= Frank Rutley =

Frank Rutley (14 May 1842 – 16 May 1904), an English geologist and petrographer, was born in Dover on 14 May 1842. He was educated partly in Bonn, but his interest in geology was kindled at the Royal School of Mines, where he studied from 1862 to 1864. He then joined the army, and served as lieutenant until 1867, when he became an Assistant Geologist on the Geological Survey.

Working in the Lake District, Rutley began to make a special study of rocks and rock-forming minerals, and soon qualified as acting petrographer on the Survey. For several years be worked in this capacity at the museum in Jermyn Street; he described the volcanic rocks of East Somerset and the Bristol district in 1876, and wrote special memoirs on The Eruptive Rocks of Brent Tor (1878) and on The Felsitic Lavas of England and Wales (1885).
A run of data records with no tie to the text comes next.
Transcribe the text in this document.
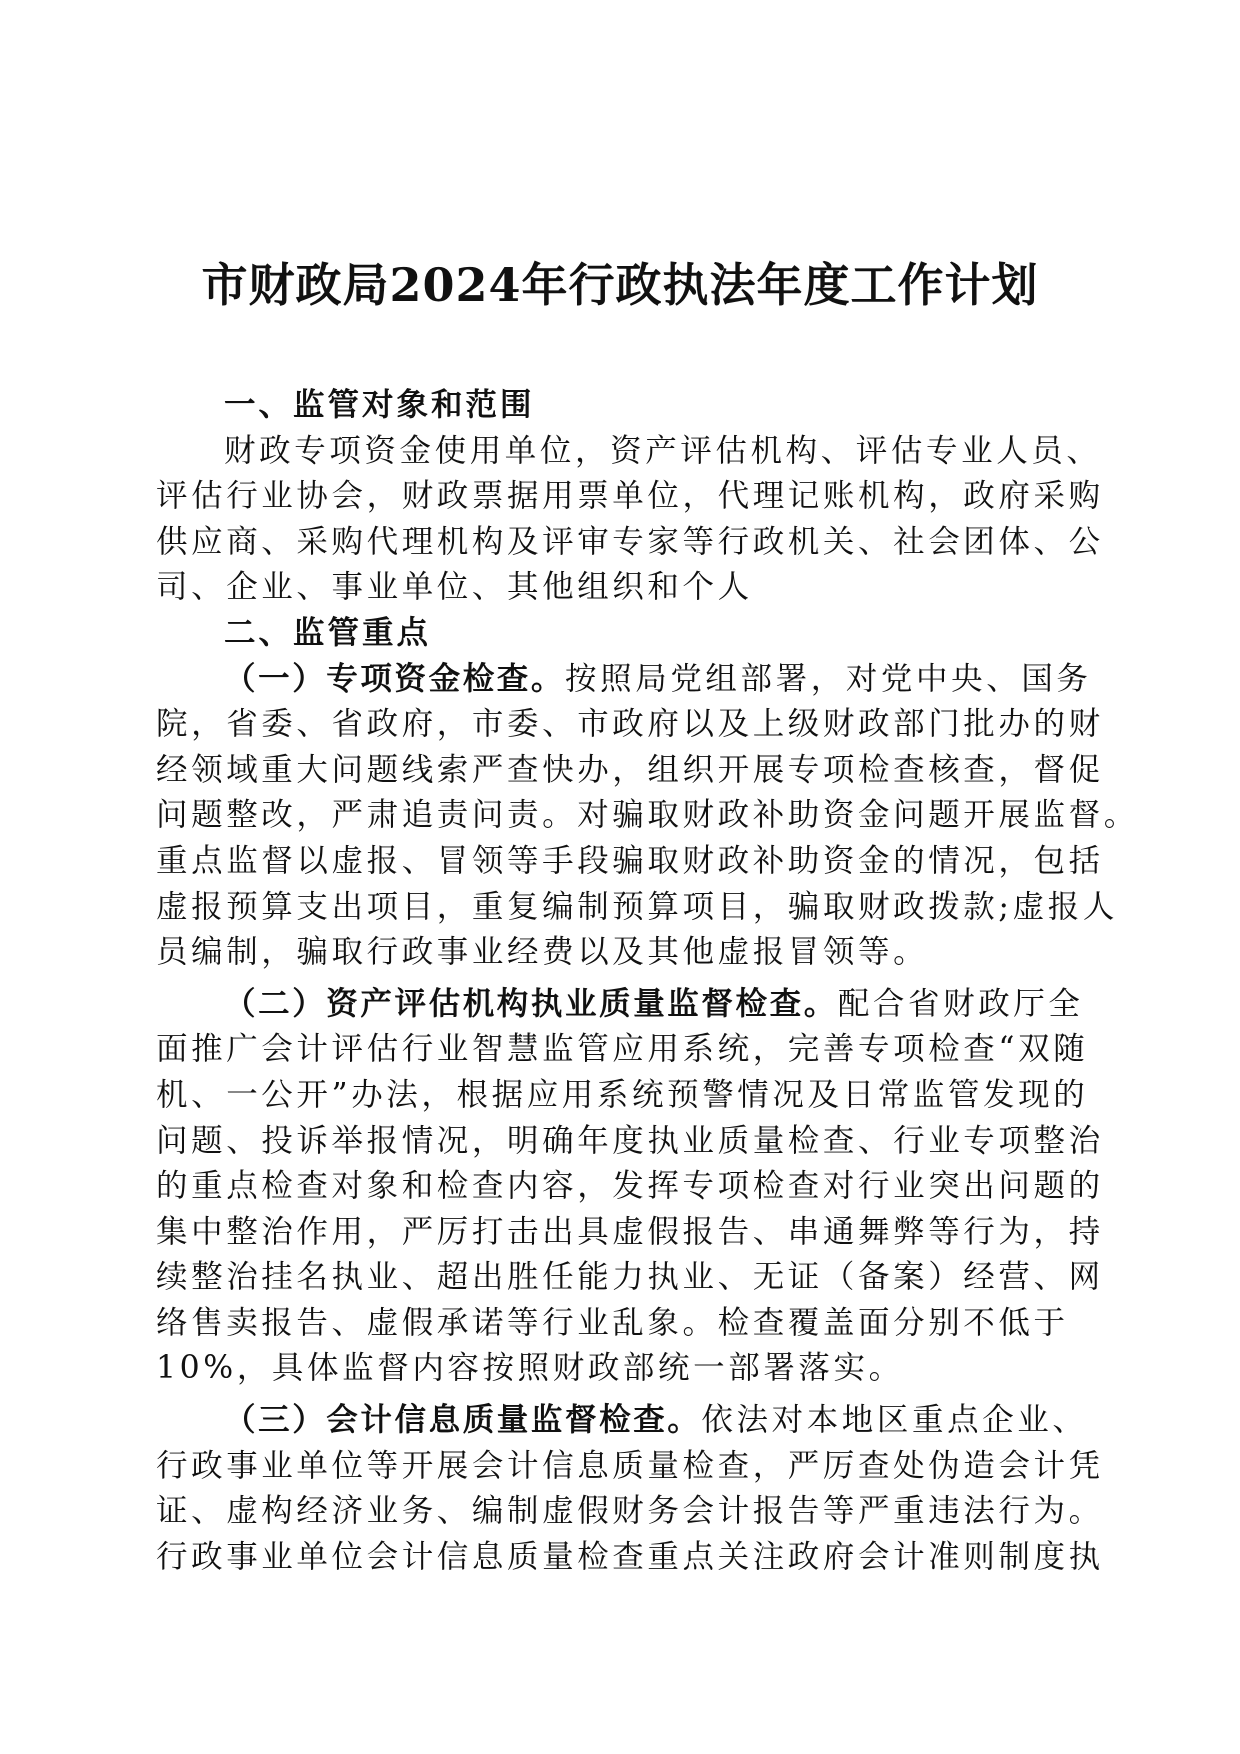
市财政局2024年行政执法年度工作计划
一、监管对象和范围
财政专项资金使用单位，资产评估机构、评估专业人员、
评估行业协会，财政票据用票单位，代理记账机构，政府采购
供应商、采购代理机构及评审专家等行政机关、社会团体、公
司、企业、事业单位、其他组织和个人
二、监管重点
（一）专项资金检查。按照局党组部署，对党中央、国务
院，省委、省政府，市委、市政府以及上级财政部门批办的财
经领域重大问题线索严查快办，组织开展专项检查核查，督促
问题整改，严肃追责问责。对骗取财政补助资金问题开展监督。
重点监督以虚报、冒领等手段骗取财政补助资金的情况，包括
虚报预算支出项目，重复编制预算项目，骗取财政拨款;虚报人
员编制，骗取行政事业经费以及其他虚报冒领等。
（二）资产评估机构执业质量监督检查。配合省财政厅全
面推广会计评估行业智慧监管应用系统，完善专项检查“双随
机、一公开”办法，根据应用系统预警情况及日常监管发现的
问题、投诉举报情况，明确年度执业质量检查、行业专项整治
的重点检查对象和检查内容，发挥专项检查对行业突出问题的
集中整治作用，严厉打击出具虚假报告、串通舞弊等行为，持
续整治挂名执业、超出胜任能力执业、无证（备案）经营、网
络售卖报告、虚假承诺等行业乱象。检查覆盖面分别不低于
10%，具体监督内容按照财政部统一部署落实。
（三）会计信息质量监督检查。依法对本地区重点企业、
行政事业单位等开展会计信息质量检查，严厉查处伪造会计凭
证、虚构经济业务、编制虚假财务会计报告等严重违法行为。
行政事业单位会计信息质量检查重点关注政府会计准则制度执
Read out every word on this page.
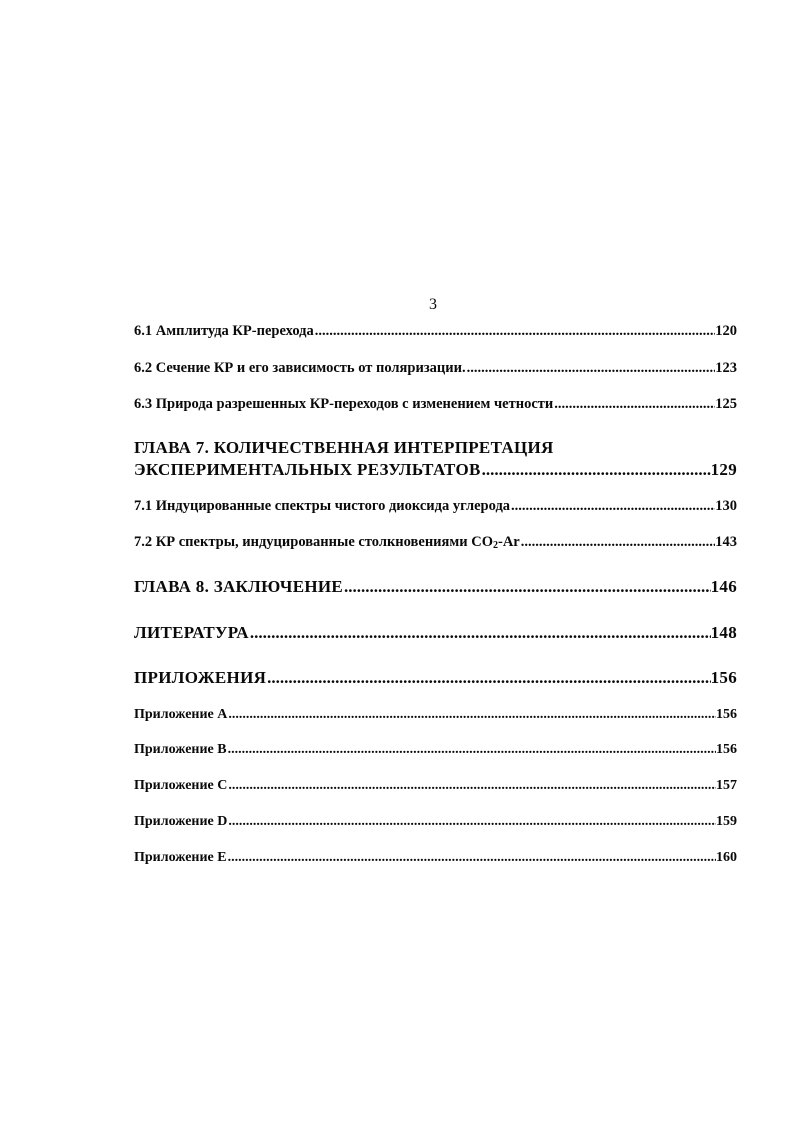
3
6.1 Амплитуда КР-перехода .....	120
6.2 Сечение КР и его зависимость от поляризации. .....	123
6.3 Природа разрешенных КР-переходов с изменением четности .....	125
ГЛАВА 7. КОЛИЧЕСТВЕННАЯ ИНТЕРПРЕТАЦИЯ
ЭКСПЕРИМЕНТАЛЬНЫХ РЕЗУЛЬТАТОВ .....	129
7.1 Индуцированные спектры чистого диоксида углерода .....	130
7.2 КР спектры, индуцированные столкновениями $CO_2-Ar$ .....	143
ГЛАВА 8. ЗАКЛЮЧЕНИЕ .....	146
ЛИТЕРАТУРА .....	148
ПРИЛОЖЕНИЯ .....	156
Приложение А .....	156
Приложение В .....	156
Приложение С .....	157
Приложение D .....	159
Приложение Е .....	160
Rutley was the author of an exceedingly useful little book on Mineralogy (1874; 12th ed., 1900); also of The Study of Rocks (1879; 2nd ed., 1881), Rock-forming Minerals (1888), and Granites and Greenstones (1894); and of a number of petrographical papers, dealing with perlitic and spherulitic structures, with the rocks of the Malvern Hills, and other related topics. In 1882 he was appointed lecturer in mineralogy at the Royal College of Science, holding this post until ill-health compelled him to retire in 1898. He died in London on 16 May 1904.